Esther 6 Übersicht © Reinhard Briggeler

Dieser Abschnitt markiert den Beginn einer weiteren erstaunlichen Wendung in der Esthererzählung. Bis zu diesem Moment scheint Hamans Plan, die Juden zu vernichten, als unaufhaltsam. Doch die unerwartete Erinnerung des Königs an Mordechais Wohltat löst eine Kette von Ereignissen aus, die letztendlich zur Rettung der Juden und zum Fall Hamans führen werden.

Es ist dieses sechste Kapitel, dass den Mittel- und Höhepunkt des Estherbuches bildet. Die Erhöhung und Ehrung Mordechai wirft einen langen Schatten auf das zweite Kommen des Herrn Jesus in Herrlichkeit. Während der Herr Jesus bei Seinem ersten Kommen gekommen ist in Bezug auf die Sünde des Menschen, wird Er mit Seinem zweiten Kommen die ewige Königsherrschaft antreten. Diese prophetische Vorausschau auf den noch kommenden Messias der Juden, lässt dieses Kapitel in der Bibel hell aufleuchten und spricht von einer zukünftigen Rettung von ganz Israel!

1- 3 | Schlaflosigkeit des Königs

1 In jener Nacht floh den König der Schlaf; und er befahl, das Buch der Denkwürdigkeiten der Chroniken zu bringen; und sie wurden vor dem König gelesen. 2 Da fand sich geschrieben, dass Mordechai über Bigtana und Teresch, die beiden Hofbeamten des Königs, von denen, die die Schwelle hüteten, berichtet hatte, dass sie danach getrachtet hätten, Hand an den König Ahasveros zu legen. 3 Und der König sprach: Welche Ehre und Auszeichnung ist Mordechai dafür erwiesen worden?

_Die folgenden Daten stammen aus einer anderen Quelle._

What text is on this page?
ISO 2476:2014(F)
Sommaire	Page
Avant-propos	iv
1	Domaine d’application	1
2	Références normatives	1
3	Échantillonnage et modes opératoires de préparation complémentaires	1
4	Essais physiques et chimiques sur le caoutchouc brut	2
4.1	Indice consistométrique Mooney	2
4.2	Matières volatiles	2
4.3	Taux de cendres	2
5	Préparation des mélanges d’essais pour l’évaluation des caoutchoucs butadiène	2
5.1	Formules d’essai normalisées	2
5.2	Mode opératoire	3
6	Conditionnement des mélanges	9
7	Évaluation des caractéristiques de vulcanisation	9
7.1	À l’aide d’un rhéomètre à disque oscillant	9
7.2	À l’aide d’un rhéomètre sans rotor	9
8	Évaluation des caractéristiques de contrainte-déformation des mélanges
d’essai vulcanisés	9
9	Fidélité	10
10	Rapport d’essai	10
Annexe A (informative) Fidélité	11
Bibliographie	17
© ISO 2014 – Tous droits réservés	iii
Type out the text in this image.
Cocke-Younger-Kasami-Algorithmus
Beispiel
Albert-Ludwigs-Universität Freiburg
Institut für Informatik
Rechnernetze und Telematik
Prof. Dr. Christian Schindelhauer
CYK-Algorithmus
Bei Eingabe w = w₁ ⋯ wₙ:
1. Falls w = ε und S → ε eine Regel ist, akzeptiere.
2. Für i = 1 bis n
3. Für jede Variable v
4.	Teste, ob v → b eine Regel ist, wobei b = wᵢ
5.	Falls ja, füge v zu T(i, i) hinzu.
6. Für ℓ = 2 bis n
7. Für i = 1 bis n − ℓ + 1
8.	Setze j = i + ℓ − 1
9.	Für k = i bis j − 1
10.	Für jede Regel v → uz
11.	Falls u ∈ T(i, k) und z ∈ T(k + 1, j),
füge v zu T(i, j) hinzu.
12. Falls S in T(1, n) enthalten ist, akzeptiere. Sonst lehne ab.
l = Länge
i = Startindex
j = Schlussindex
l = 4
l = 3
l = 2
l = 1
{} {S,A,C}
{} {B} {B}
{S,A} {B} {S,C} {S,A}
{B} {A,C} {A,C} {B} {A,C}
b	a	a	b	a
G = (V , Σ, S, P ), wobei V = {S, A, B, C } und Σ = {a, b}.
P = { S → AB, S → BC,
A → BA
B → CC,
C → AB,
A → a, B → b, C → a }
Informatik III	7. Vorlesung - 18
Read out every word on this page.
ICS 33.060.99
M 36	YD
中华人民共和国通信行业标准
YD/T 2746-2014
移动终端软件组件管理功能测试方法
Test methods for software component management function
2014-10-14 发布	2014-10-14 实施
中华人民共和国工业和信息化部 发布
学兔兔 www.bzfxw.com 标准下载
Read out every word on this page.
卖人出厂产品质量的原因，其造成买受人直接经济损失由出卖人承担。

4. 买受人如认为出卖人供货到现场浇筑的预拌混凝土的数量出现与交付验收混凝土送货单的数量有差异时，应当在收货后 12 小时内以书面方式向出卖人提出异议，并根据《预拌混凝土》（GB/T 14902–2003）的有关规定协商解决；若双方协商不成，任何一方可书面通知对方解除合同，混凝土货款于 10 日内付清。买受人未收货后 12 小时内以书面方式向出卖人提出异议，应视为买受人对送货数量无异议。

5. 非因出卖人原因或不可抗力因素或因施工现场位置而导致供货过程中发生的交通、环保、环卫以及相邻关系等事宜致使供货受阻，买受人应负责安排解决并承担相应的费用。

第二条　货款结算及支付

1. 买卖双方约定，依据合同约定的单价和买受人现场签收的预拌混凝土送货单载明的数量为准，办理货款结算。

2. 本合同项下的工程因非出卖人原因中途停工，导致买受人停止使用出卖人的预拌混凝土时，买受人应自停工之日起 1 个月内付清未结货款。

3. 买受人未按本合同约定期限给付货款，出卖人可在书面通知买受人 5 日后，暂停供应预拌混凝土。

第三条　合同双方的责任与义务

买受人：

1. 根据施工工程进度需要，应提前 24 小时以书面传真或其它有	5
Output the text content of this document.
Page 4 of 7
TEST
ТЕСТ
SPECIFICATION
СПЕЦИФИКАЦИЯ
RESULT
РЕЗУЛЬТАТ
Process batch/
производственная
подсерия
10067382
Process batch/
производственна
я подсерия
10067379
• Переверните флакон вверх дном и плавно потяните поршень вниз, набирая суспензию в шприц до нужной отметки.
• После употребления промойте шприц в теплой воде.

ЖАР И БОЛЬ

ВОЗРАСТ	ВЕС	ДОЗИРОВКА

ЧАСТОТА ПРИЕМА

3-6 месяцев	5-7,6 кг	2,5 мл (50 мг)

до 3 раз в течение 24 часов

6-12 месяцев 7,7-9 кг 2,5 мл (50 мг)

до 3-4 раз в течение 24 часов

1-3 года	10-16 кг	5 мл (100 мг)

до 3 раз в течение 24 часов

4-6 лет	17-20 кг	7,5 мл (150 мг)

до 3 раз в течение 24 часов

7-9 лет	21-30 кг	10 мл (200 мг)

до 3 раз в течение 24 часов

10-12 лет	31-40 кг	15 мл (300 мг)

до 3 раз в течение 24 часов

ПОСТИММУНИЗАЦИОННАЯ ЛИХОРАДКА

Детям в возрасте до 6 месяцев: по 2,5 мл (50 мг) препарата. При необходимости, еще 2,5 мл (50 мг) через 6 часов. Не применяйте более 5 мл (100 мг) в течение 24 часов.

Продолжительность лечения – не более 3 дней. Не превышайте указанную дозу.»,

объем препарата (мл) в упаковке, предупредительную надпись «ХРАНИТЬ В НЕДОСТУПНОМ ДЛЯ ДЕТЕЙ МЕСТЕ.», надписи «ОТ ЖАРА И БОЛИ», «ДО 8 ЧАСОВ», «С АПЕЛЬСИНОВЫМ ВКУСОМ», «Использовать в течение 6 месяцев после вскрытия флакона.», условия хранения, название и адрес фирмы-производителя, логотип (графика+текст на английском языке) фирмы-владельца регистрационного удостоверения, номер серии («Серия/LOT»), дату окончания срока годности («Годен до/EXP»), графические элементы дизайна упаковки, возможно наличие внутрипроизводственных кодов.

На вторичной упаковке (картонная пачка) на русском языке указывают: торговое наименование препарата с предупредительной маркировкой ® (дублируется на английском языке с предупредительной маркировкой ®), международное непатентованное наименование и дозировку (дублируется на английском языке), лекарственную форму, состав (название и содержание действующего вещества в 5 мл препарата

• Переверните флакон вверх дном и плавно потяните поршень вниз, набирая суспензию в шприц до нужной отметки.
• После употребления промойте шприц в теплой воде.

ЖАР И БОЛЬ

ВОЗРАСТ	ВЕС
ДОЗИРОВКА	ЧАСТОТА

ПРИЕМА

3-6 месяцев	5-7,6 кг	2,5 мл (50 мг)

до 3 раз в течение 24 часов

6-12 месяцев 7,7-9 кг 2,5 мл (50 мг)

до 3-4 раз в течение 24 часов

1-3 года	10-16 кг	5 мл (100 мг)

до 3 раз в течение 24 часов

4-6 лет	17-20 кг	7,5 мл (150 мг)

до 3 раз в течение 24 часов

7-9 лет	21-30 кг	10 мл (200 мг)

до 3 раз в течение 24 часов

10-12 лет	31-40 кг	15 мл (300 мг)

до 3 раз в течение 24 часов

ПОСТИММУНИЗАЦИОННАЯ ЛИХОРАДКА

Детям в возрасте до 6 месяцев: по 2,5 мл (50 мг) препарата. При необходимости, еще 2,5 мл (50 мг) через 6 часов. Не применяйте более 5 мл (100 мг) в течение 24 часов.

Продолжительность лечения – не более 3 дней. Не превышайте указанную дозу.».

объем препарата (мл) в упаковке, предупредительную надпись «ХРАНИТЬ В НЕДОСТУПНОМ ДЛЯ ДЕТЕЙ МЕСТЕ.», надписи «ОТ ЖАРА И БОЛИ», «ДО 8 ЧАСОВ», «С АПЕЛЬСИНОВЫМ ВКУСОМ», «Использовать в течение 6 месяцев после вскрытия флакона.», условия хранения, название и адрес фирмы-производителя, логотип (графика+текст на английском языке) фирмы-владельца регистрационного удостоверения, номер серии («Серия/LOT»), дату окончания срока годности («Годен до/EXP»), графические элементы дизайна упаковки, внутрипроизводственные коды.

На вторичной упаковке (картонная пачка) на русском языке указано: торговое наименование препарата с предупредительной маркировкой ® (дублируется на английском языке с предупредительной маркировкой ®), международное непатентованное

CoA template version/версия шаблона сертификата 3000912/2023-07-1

Und die Diener des Königs, die ihn bedienten, sprachen: Es ist ihm nichts erwiesen worden.

Diese nächtliche Begebenheit, in der der König von Schlaflosigkeit geplagt wurde, muss als göttliche Vorsehung interpretiert werden. Natürlich ist es kein Zufall, dass gerade in dem Moment, in dem Haman plante, Mordechai zu töten, der König an Mordechais gute Tat erinnert wurde. Dies passt zum zentralen Thema des Buches Esther: Gott wirkt im Verborgenen, um sein Volk zu schützen und zu retten, auch wenn sein Name nie explizit genannt wird.

Es ist Gottes gnädige Absicht, dem aufmerksamen Bibelleser die Augen zu öffnen, damit er die Wunder göttlicher Vorsehung und Führung erkennen kann. Auf faszinierende Weise lenkt und fügt er Dinge zusammen, was gerade in jener Nacht offenkundig wurde. Die Tat Mordechais lag schon fünf Jahre zurück, dennoch musste die Erinnerung an diese Wohltat am König, bis zu jenem Zeitpunkt warten - so wie wir schon festgehalten haben, dass alles Seine Zeit hat! Denn es ging nicht einfach nur darum, Mordechai zu ehren, sondern auch Haman musste für seine bösen Taten vor Gott und den Juden fallen.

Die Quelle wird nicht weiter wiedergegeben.